Samstag, 26. August 2017

[Rezension] Wilde Lupinen | Band 2

Titel: Wilde Lupinen | Autorin: Charlotte Link | Verlag: Weltbild (vergriffen) 
Preis: 8,95€ (TB) | Seitenanzahl: 544 Seiten 
ISBN: 978-3-442-37417-5
Reihe: Band 2/3 der "Sturmzeit- Trilogie"
Kaufen: Hier (Blanvalet- Ausgabe)


Inhaltsangabe
Deutschland 1938. Alle Zeichen stehen auf Sturm, aber Politik kümmert die junge Belle Lombard nur wenig. Ihre ehrgeizigen Pläne gelten einzig den Filmstudios in Berlin. Ihre Mutter Felicia verteidigt indessen rücksichtslos ihre eigenen Interessen. Doch das Chaos macht auch vor der weitverzweigten Familie der beiden Frauen nicht halt …
(Quelle: Blanvalet Verlag)


Meine Meinung

Der Krieg hautnah


Endete der erste Band der Trilogie nach dem Ersten Weltkrieg, setzt Charlotte Link mit Band 2 den Startschuss im Jahre 1938. Ich denke alle wissen, dass einige Jahre ins Land gegangen sind und nun der Ausbruch des Zweiten Weltkrieges kurz bevorsteht. Begleiteten wir in „Sturmzeit“ Felicia auf ihrem Weg, so treffen wir gleich auf den ersten Seiten auf eine andere Frau. Belle Lombard, Felicias erste Tochter. Diese steht kurz davor auf dem Familiengut Lulinn den Schauspieler Max Marty zu ihrem Mann zu nehmen. Am wichtigsten Tag im Leben geht man davon aus, dass die eigene Mutter einem zur Seite steht, aber nach dem ersten Band ist allen Lesern klar, dass Felicia nicht die typische Mutter ist. Wie auch im ersten Band dreht sich Felicias Leben eher um die Arbeit und Geld, als um Nächstenliebe,

Belle, die also in sehr emotionsarmen Verhältnissen aufwuchs, wünscht man ein liebevolles Leben mit ihrem Mann Max. Beide verbindet die Schauspielerei, aber das Leben der beiden und der restlichen Menschheit wird vom Ausbruch des 2. Weltkrieges überschattet. Auch in der Filmbranche ist der Umbruch zu spüren und nach und nach entfernen sich die beiden voneinander. Belle zeigt erste Züge ihrer Mutter auf und verstrickt sich in Geheimnissen.

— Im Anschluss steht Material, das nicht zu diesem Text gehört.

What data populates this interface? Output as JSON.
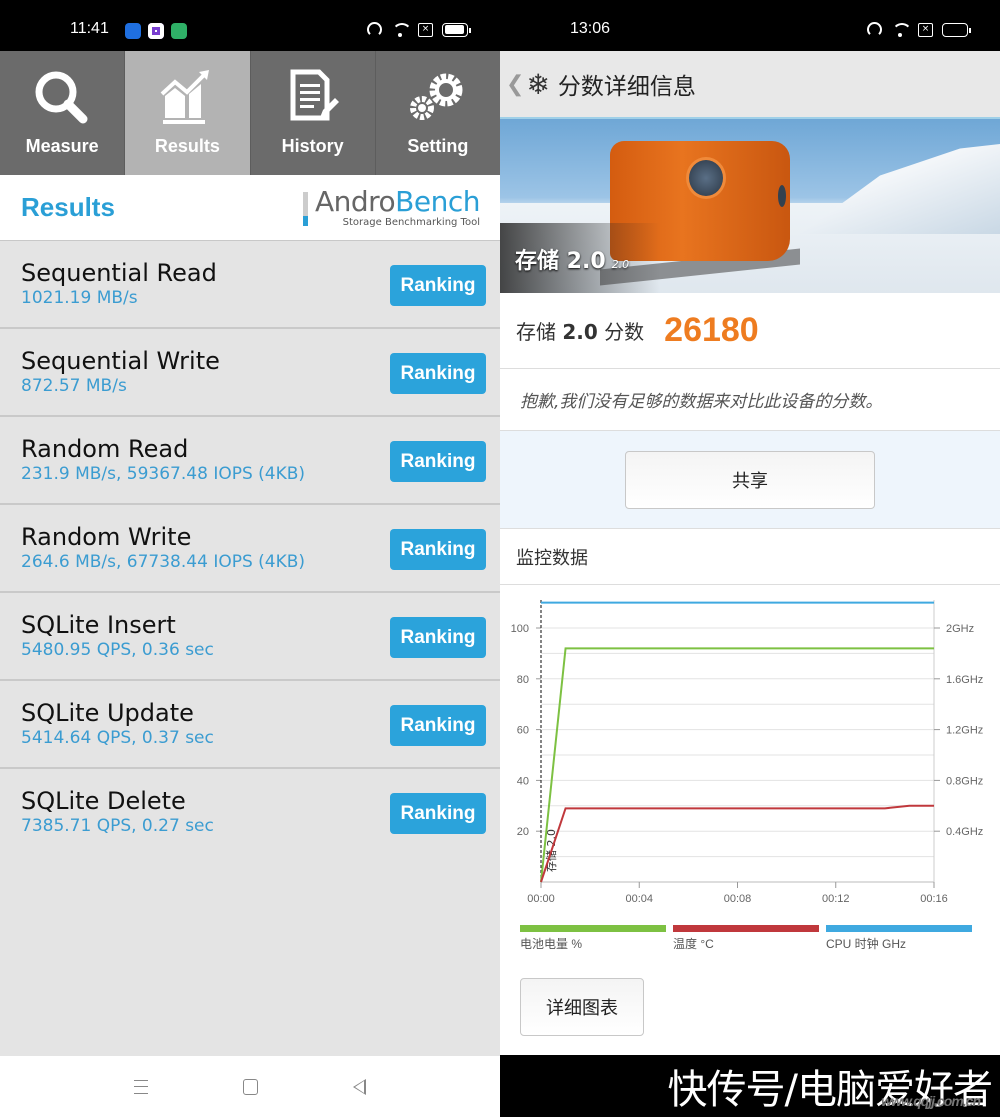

Das Schicksal der Verfolgten wird im Buch durch verschiedene Charaktere dargestellt. Da wäre Peter Liliencron, Felicias Teilhaber ihrer Fabrik. Er ist Jude, will seine letzte Chance ergreifen und bittet Felicia um Hilfe. Auch das junge Paar Martin Elias und Sara bangen um ihre Zukunft. Dem Schriftsteller Martin wird das Schreiben untersagt und auch Sara bekommt am eigenen Leibe zu spüren, welche Nachteile sich nach und nach für sie auftun. Sara will fliehen, aber Martin schätzt die Gefahr falsch ein und will in seinem Heimatland Deutschland bleiben.

Felicia hält weiterhin den Kontakt zu ihrer großen Liebe Maksim aufrecht. Dieser hat sich einer Untergrundorganisation angeschlossen und kämpft gegen das Hitler-Régime. Aber was wäre Maksim, wenn er in einer brenzlichen Lage nicht Hilfe und Unterstützung bei der starken Felicia suchen würde. Was wären ihren Entscheidungen und Taten um einiges leichter, hätte sich ihre zweite Tochter Susanne nicht gerade einen SS- Mann ins Haus geholt. Felicia versucht alles, die gegebene Situation so gut wie möglich zu managen.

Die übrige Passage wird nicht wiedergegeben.